For most landscape photographers, including myself, it’s all about being in the right place at the right time, seemingly easy you’d think but quite the opposite. With ever-changing conditions, it doesn’t matter how good the forecast is, it tells you nothing about how good the conditions might be for a sunrise and the same for a sunset. I guess I’ve always ventured out with the thought process, ‘Nothing ventured, nothing gained’ so if you’re not out there trying, it’s better than not being out there at all. Photographing landscapes with all this in mind, is one of, if not, the most challenging of all the photography forms.
Sunrises and sunsets are the pinnacles of each day for shooting landscapes, but with those places providing epic scenery and multiple layers, they can be often difficult to reach; that’s when a photography overnight comes in. Planning, preparation and execution are key, for the more variables you can take away and plan for, the more confident and informed you will be. A photography overnight often entails walking/trekking/hiking to the desired location the day or evening prior, to ensure you get to witness both the sunset and sunrise in that particular location.
With many things to plan for and prepare, I’ve put together a list of 5 factors to consider when planning your next photography overnight.

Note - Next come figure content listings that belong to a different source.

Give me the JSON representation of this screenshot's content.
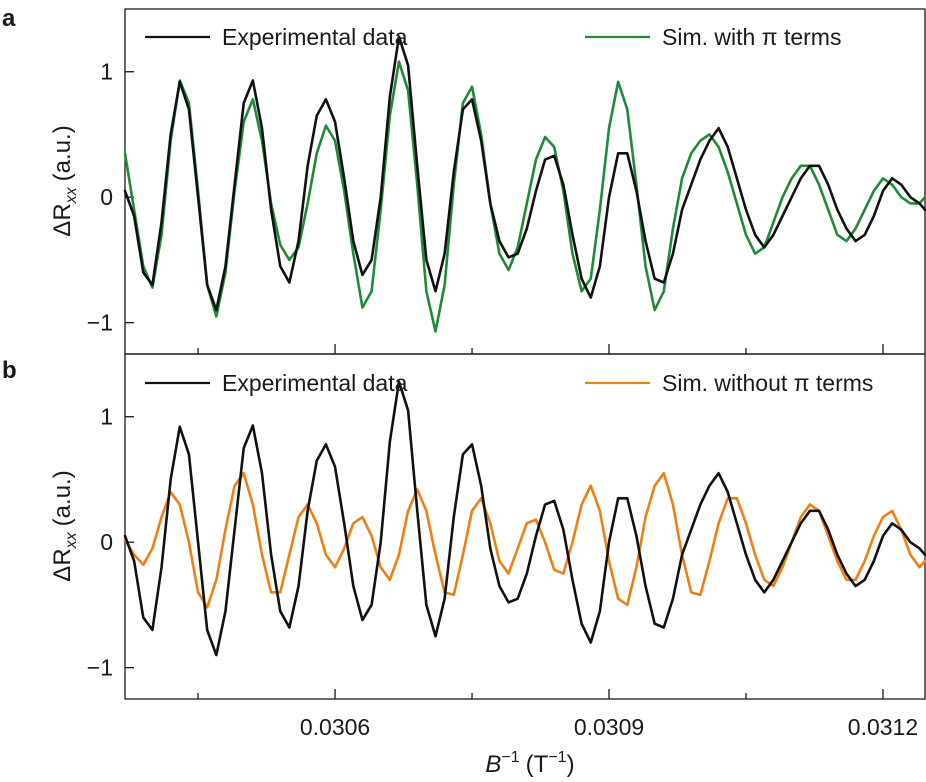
{
  "chart_data": [
    {
      "type": "line",
      "panel_label": "a",
      "ylabel_prefix": "ΔR",
      "ylabel_sub": "xx",
      "ylabel_suffix": "(a.u.)",
      "xlim": [
        0.03037,
        0.031246
      ],
      "ylim": [
        -1.25,
        1.5
      ],
      "yticks": [
        -1,
        0,
        1
      ],
      "ytick_labels": [
        "−1",
        "0",
        "1"
      ],
      "xticks_major": [
        0.0306,
        0.0309,
        0.0312
      ],
      "xticks_minor": [
        0.03045,
        0.03075,
        0.03105
      ],
      "x": [
        0.03037,
        0.03038,
        0.03039,
        0.0304,
        0.03041,
        0.03042,
        0.03043,
        0.03044,
        0.03045,
        0.03046,
        0.03047,
        0.03048,
        0.03049,
        0.0305,
        0.03051,
        0.03052,
        0.03053,
        0.03054,
        0.03055,
        0.03056,
        0.03057,
        0.03058,
        0.03059,
        0.0306,
        0.03061,
        0.03062,
        0.03063,
        0.03064,
        0.03065,
        0.03066,
        0.03067,
        0.03068,
        0.03069,
        0.0307,
        0.03071,
        0.03072,
        0.03073,
        0.03074,
        0.03075,
        0.03076,
        0.03077,
        0.03078,
        0.03079,
        0.0308,
        0.03081,
        0.03082,
        0.03083,
        0.03084,
        0.03085,
        0.03086,
        0.03087,
        0.03088,
        0.03089,
        0.0309,
        0.03091,
        0.03092,
        0.03093,
        0.03094,
        0.03095,
        0.03096,
        0.03097,
        0.03098,
        0.03099,
        0.031,
        0.03101,
        0.03102,
        0.03103,
        0.03104,
        0.03105,
        0.03106,
        0.03107,
        0.03108,
        0.03109,
        0.0311,
        0.03111,
        0.03112,
        0.03113,
        0.03114,
        0.03115,
        0.03116,
        0.03117,
        0.03118,
        0.03119,
        0.0312,
        0.03121,
        0.03122,
        0.03123,
        0.03124,
        0.031246
      ],
      "series": [
        {
          "name": "Experimental data",
          "color": "#111111",
          "values": [
            0.05,
            -0.15,
            -0.6,
            -0.7,
            -0.2,
            0.5,
            0.92,
            0.7,
            0.0,
            -0.7,
            -0.9,
            -0.55,
            0.1,
            0.75,
            0.93,
            0.55,
            -0.1,
            -0.55,
            -0.68,
            -0.35,
            0.25,
            0.65,
            0.78,
            0.6,
            0.15,
            -0.35,
            -0.62,
            -0.5,
            0.0,
            0.8,
            1.28,
            1.05,
            0.25,
            -0.5,
            -0.75,
            -0.45,
            0.2,
            0.7,
            0.78,
            0.45,
            -0.05,
            -0.35,
            -0.48,
            -0.45,
            -0.25,
            0.05,
            0.3,
            0.33,
            0.1,
            -0.3,
            -0.65,
            -0.8,
            -0.55,
            0.0,
            0.35,
            0.35,
            0.05,
            -0.35,
            -0.65,
            -0.68,
            -0.45,
            -0.1,
            0.1,
            0.3,
            0.45,
            0.55,
            0.4,
            0.15,
            -0.1,
            -0.3,
            -0.4,
            -0.3,
            -0.15,
            0.0,
            0.15,
            0.25,
            0.25,
            0.1,
            -0.1,
            -0.25,
            -0.35,
            -0.3,
            -0.15,
            0.05,
            0.15,
            0.1,
            0.0,
            -0.05,
            -0.1
          ]
        },
        {
          "name": "Sim. with π terms",
          "color": "#1f8a3a",
          "values": [
            0.35,
            -0.1,
            -0.55,
            -0.72,
            -0.3,
            0.45,
            0.93,
            0.75,
            0.05,
            -0.7,
            -0.95,
            -0.6,
            0.05,
            0.6,
            0.78,
            0.45,
            -0.05,
            -0.38,
            -0.5,
            -0.4,
            -0.05,
            0.35,
            0.57,
            0.45,
            0.05,
            -0.45,
            -0.88,
            -0.75,
            -0.1,
            0.65,
            1.08,
            0.85,
            0.1,
            -0.75,
            -1.07,
            -0.7,
            0.1,
            0.75,
            0.88,
            0.5,
            -0.05,
            -0.45,
            -0.58,
            -0.4,
            -0.05,
            0.3,
            0.48,
            0.4,
            0.05,
            -0.45,
            -0.75,
            -0.65,
            -0.1,
            0.55,
            0.92,
            0.7,
            0.1,
            -0.55,
            -0.9,
            -0.75,
            -0.25,
            0.15,
            0.35,
            0.45,
            0.5,
            0.4,
            0.2,
            -0.05,
            -0.3,
            -0.45,
            -0.4,
            -0.2,
            0.0,
            0.15,
            0.25,
            0.25,
            0.1,
            -0.1,
            -0.3,
            -0.35,
            -0.25,
            -0.1,
            0.05,
            0.15,
            0.1,
            0.0,
            -0.05,
            -0.05,
            0.0
          ]
        }
      ]
    },
    {
      "type": "line",
      "panel_label": "b",
      "ylabel_prefix": "ΔR",
      "ylabel_sub": "xx",
      "ylabel_suffix": "(a.u.)",
      "xlim": [
        0.03037,
        0.031246
      ],
      "ylim": [
        -1.25,
        1.5
      ],
      "yticks": [
        -1,
        0,
        1
      ],
      "ytick_labels": [
        "−1",
        "0",
        "1"
      ],
      "xticks_major": [
        0.0306,
        0.0309,
        0.0312
      ],
      "xtick_labels": [
        "0.0306",
        "0.0309",
        "0.0312"
      ],
      "xticks_minor": [
        0.03045,
        0.03075,
        0.03105
      ],
      "xlabel_base": "B",
      "xlabel_sup": "−1",
      "xlabel_unit": "(T",
      "xlabel_unit_sup": "−1",
      "xlabel_close": ")",
      "x": [
        0.03037,
        0.03038,
        0.03039,
        0.0304,
        0.03041,
        0.03042,
        0.03043,
        0.03044,
        0.03045,
        0.03046,
        0.03047,
        0.03048,
        0.03049,
        0.0305,
        0.03051,
        0.03052,
        0.03053,
        0.03054,
        0.03055,
        0.03056,
        0.03057,
        0.03058,
        0.03059,
        0.0306,
        0.03061,
        0.03062,
        0.03063,
        0.03064,
        0.03065,
        0.03066,
        0.03067,
        0.03068,
        0.03069,
        0.0307,
        0.03071,
        0.03072,
        0.03073,
        0.03074,
        0.03075,
        0.03076,
        0.03077,
        0.03078,
        0.03079,
        0.0308,
        0.03081,
        0.03082,
        0.03083,
        0.03084,
        0.03085,
        0.03086,
        0.03087,
        0.03088,
        0.03089,
        0.0309,
        0.03091,
        0.03092,
        0.03093,
        0.03094,
        0.03095,
        0.03096,
        0.03097,
        0.03098,
        0.03099,
        0.031,
        0.03101,
        0.03102,
        0.03103,
        0.03104,
        0.03105,
        0.03106,
        0.03107,
        0.03108,
        0.03109,
        0.0311,
        0.03111,
        0.03112,
        0.03113,
        0.03114,
        0.03115,
        0.03116,
        0.03117,
        0.03118,
        0.03119,
        0.0312,
        0.03121,
        0.03122,
        0.03123,
        0.03124,
        0.031246
      ],
      "series": [
        {
          "name": "Experimental data",
          "color": "#111111",
          "values": [
            0.05,
            -0.15,
            -0.6,
            -0.7,
            -0.2,
            0.5,
            0.92,
            0.7,
            0.0,
            -0.7,
            -0.9,
            -0.55,
            0.1,
            0.75,
            0.93,
            0.55,
            -0.1,
            -0.55,
            -0.68,
            -0.35,
            0.25,
            0.65,
            0.78,
            0.6,
            0.15,
            -0.35,
            -0.62,
            -0.5,
            0.0,
            0.8,
            1.28,
            1.05,
            0.25,
            -0.5,
            -0.75,
            -0.45,
            0.2,
            0.7,
            0.78,
            0.45,
            -0.05,
            -0.35,
            -0.48,
            -0.45,
            -0.25,
            0.05,
            0.3,
            0.33,
            0.1,
            -0.3,
            -0.65,
            -0.8,
            -0.55,
            0.0,
            0.35,
            0.35,
            0.05,
            -0.35,
            -0.65,
            -0.68,
            -0.45,
            -0.1,
            0.1,
            0.3,
            0.45,
            0.55,
            0.4,
            0.15,
            -0.1,
            -0.3,
            -0.4,
            -0.3,
            -0.15,
            0.0,
            0.15,
            0.25,
            0.25,
            0.1,
            -0.1,
            -0.25,
            -0.35,
            -0.3,
            -0.15,
            0.05,
            0.15,
            0.1,
            0.0,
            -0.05,
            -0.1
          ]
        },
        {
          "name": "Sim. without π terms",
          "color": "#f07f13",
          "values": [
            0.02,
            -0.1,
            -0.18,
            -0.05,
            0.2,
            0.4,
            0.3,
            0.0,
            -0.4,
            -0.52,
            -0.3,
            0.1,
            0.45,
            0.55,
            0.3,
            -0.1,
            -0.4,
            -0.4,
            -0.1,
            0.2,
            0.3,
            0.15,
            -0.1,
            -0.2,
            -0.05,
            0.15,
            0.2,
            0.05,
            -0.2,
            -0.3,
            -0.1,
            0.25,
            0.42,
            0.25,
            -0.1,
            -0.4,
            -0.42,
            -0.1,
            0.25,
            0.35,
            0.15,
            -0.15,
            -0.25,
            -0.05,
            0.15,
            0.18,
            0.0,
            -0.22,
            -0.25,
            0.0,
            0.3,
            0.45,
            0.25,
            -0.15,
            -0.45,
            -0.5,
            -0.2,
            0.2,
            0.45,
            0.55,
            0.3,
            -0.1,
            -0.4,
            -0.42,
            -0.15,
            0.15,
            0.35,
            0.35,
            0.15,
            -0.1,
            -0.3,
            -0.35,
            -0.2,
            0.0,
            0.2,
            0.3,
            0.25,
            0.05,
            -0.15,
            -0.3,
            -0.3,
            -0.15,
            0.05,
            0.2,
            0.25,
            0.1,
            -0.1,
            -0.2,
            -0.15
          ]
        }
      ]
    }
  ]
}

This really comes into play if you’re looking into shooting night photography. It’s a common mistake and one I’ve personally made heading into a trip to not check the moon phase, for If you’re looking to shoot the milky way when the moon phase is full moon, you may be wasting your time. Often the locations you’re preparing for and trekking to are away from civilisation and so with little or much less light-pollution, you may be in luck of an incredible nights sky view when the moon phase is very little or even a new moon.
Layers and angles
Landscape photography can be very subjective and that’s what is so great about it, everyone’s creativity and look is different. When preparing for an overnight, I like to choose somewhere that has various angles, as I don’t want to be returning home with just 1 scene in several variations. Layers are highly important, which can mean laying low or getting up high, anything to fill out the image with detail whether it be forests, lakes or mountains and peaks.